I have a general question about Bayesian inference which may help me solve a problem I have. It is best to illustrate this with an example. Inspired from this great post by AllenDowney:
Let's say I want to get an estimate for the number of goals scored by a team in a football match. I model this as a Poisson process with parameter $\lambda$. On $\lambda$ I put a Gamma distribution as the prior, with parameter $\alpha$. Let's say I use a prior value of 1.4 for $\alpha$ (avg number of goals scored by a team).
In the blog post, we are computing the posterior after a match has been played. So, given a game where 4 goals were scored by a team, we compute the posterior for that team which is now shifted to the right.
What would we do if we wanted to update the estimate in real-time? So instead of computing the posterior after the game has been played, we do this every 5 minutes until we hit 90 minutes. So I am interested in getting a posterior for 90 minutes given the data after 5 minutes, 10 minutes, 15 minutes, etc.. I can think of two ways of doing this. Please help me understand what method, if any, makes sense:
We propagate the data we have to the expected number of goals in 90 minutes after $x$ minutes have passed. So, if after 30 minutes a team scored 1 time, we propagate that to (90/30)*1=3 goals and use this as input to compute the posterior using the same process as in the blog post. Issue: I feel like this is not correct, because what if a team scores in the first 5 minutes? Doing this would mean we expect the team to score 18 (!) times in a match. The first posterior calculation after 5 minutes would be complete trash. Although this should eventually converge to a realistic value as we do more updates?

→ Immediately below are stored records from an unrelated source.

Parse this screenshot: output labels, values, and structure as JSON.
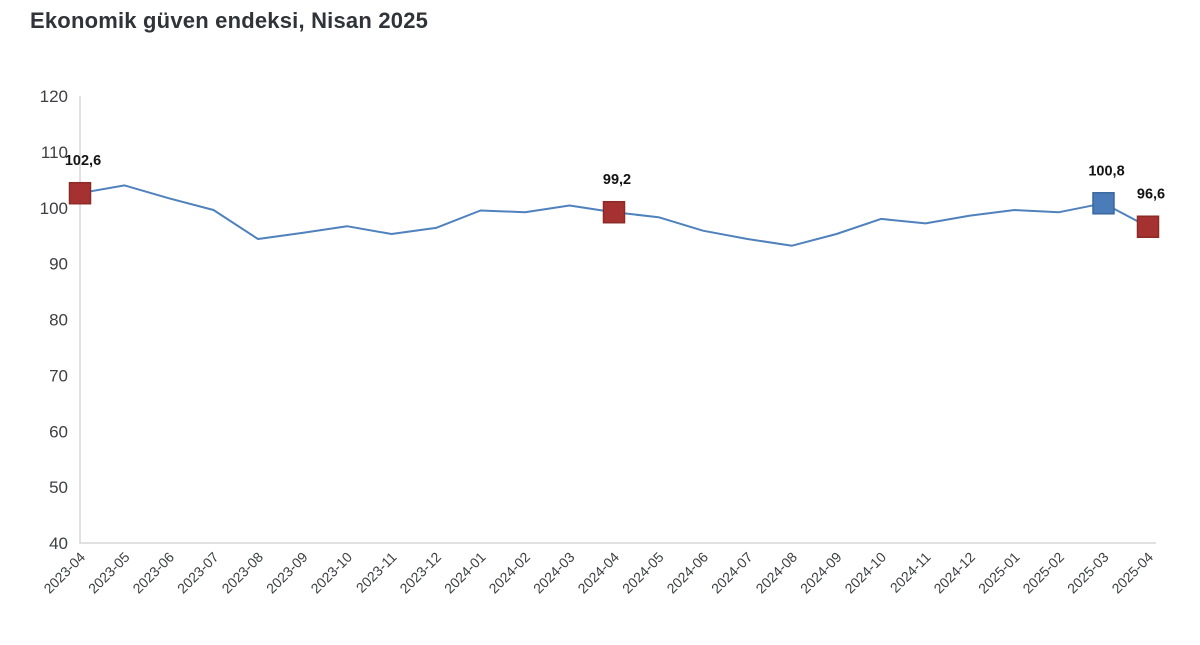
{
  "title": "Ekonomik güven endeksi, Nisan 2025",
  "chart_data": {
    "type": "line",
    "title": "Ekonomik güven endeksi, Nisan 2025",
    "x": [
      "2023-04",
      "2023-05",
      "2023-06",
      "2023-07",
      "2023-08",
      "2023-09",
      "2023-10",
      "2023-11",
      "2023-12",
      "2024-01",
      "2024-02",
      "2024-03",
      "2024-04",
      "2024-05",
      "2024-06",
      "2024-07",
      "2024-08",
      "2024-09",
      "2024-10",
      "2024-11",
      "2024-12",
      "2025-01",
      "2025-02",
      "2025-03",
      "2025-04"
    ],
    "values": [
      102.6,
      104.0,
      101.7,
      99.6,
      94.4,
      95.5,
      96.7,
      95.3,
      96.4,
      99.5,
      99.2,
      100.4,
      99.2,
      98.3,
      95.9,
      94.4,
      93.2,
      95.3,
      98.0,
      97.2,
      98.6,
      99.6,
      99.2,
      100.8,
      96.6
    ],
    "ylim": [
      40,
      120
    ],
    "yticks": [
      120,
      110,
      100,
      90,
      80,
      70,
      60,
      50,
      40
    ],
    "grid": false,
    "legend": null,
    "xlabel": "",
    "ylabel": "",
    "line_color": "#4f81bd",
    "axis_color": "#d7d7d7",
    "tick_label_color": "#3d3f42",
    "annotation_color": "#141414",
    "highlighted_points": [
      {
        "x": "2023-04",
        "value": 102.6,
        "label": "102,6",
        "marker_color": "#a53230",
        "marker_border": "#8c2a27"
      },
      {
        "x": "2024-04",
        "value": 99.2,
        "label": "99,2",
        "marker_color": "#a53230",
        "marker_border": "#8c2a27"
      },
      {
        "x": "2025-03",
        "value": 100.8,
        "label": "100,8",
        "marker_color": "#4a7cba",
        "marker_border": "#3a689e"
      },
      {
        "x": "2025-04",
        "value": 96.6,
        "label": "96,6",
        "marker_color": "#a53230",
        "marker_border": "#8c2a27"
      }
    ]
  }
}
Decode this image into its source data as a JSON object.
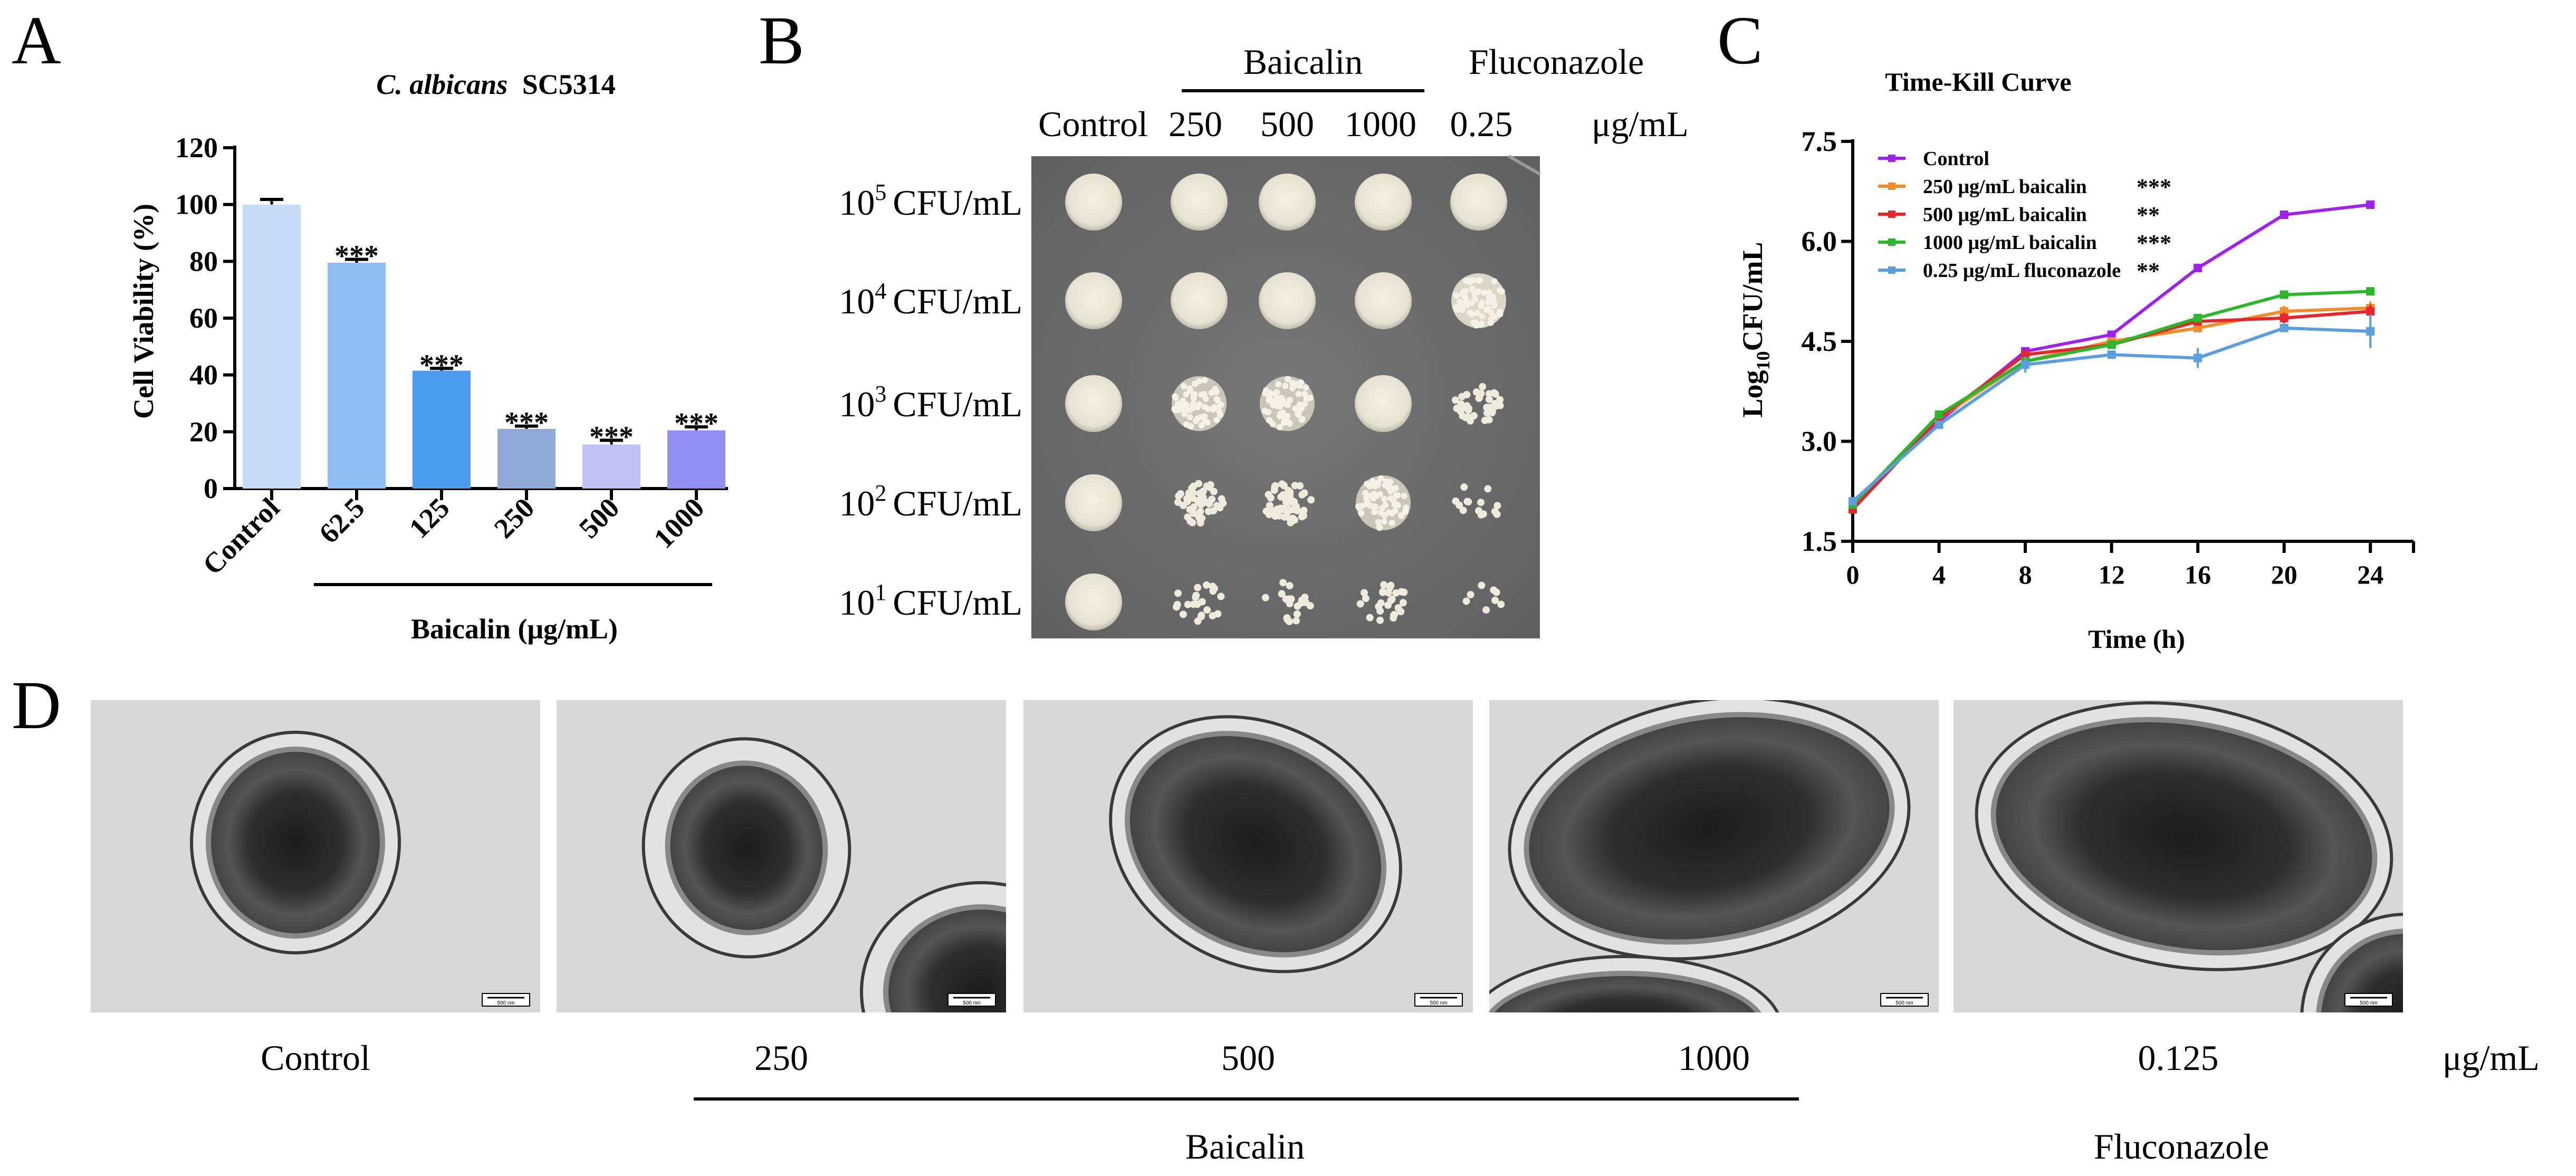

We don't use a value of 1.4 for $\alpha$ because that's based on a 90 minute match. Instead, we use alpha = 1.4 / (90/5) = 0.08 to scale it to a 5-minute prior. So, on average, a team scores 0.08 times every 5 minutes. We now do the posterior calculation every 5 minutes instead of every 90 minutes. Issue: I don't understand how we now get a prediction for the 90 minute posterior because the posterior we calculate every time will be based on 5 minutes. Also, how do we link the second posterior (for minutes 5-10) to the first (minutes 0-5)?
Perhaps I am missing something basic here. I really want to understand Bayesian inference better but feel like I am not completely getting it. Thanks!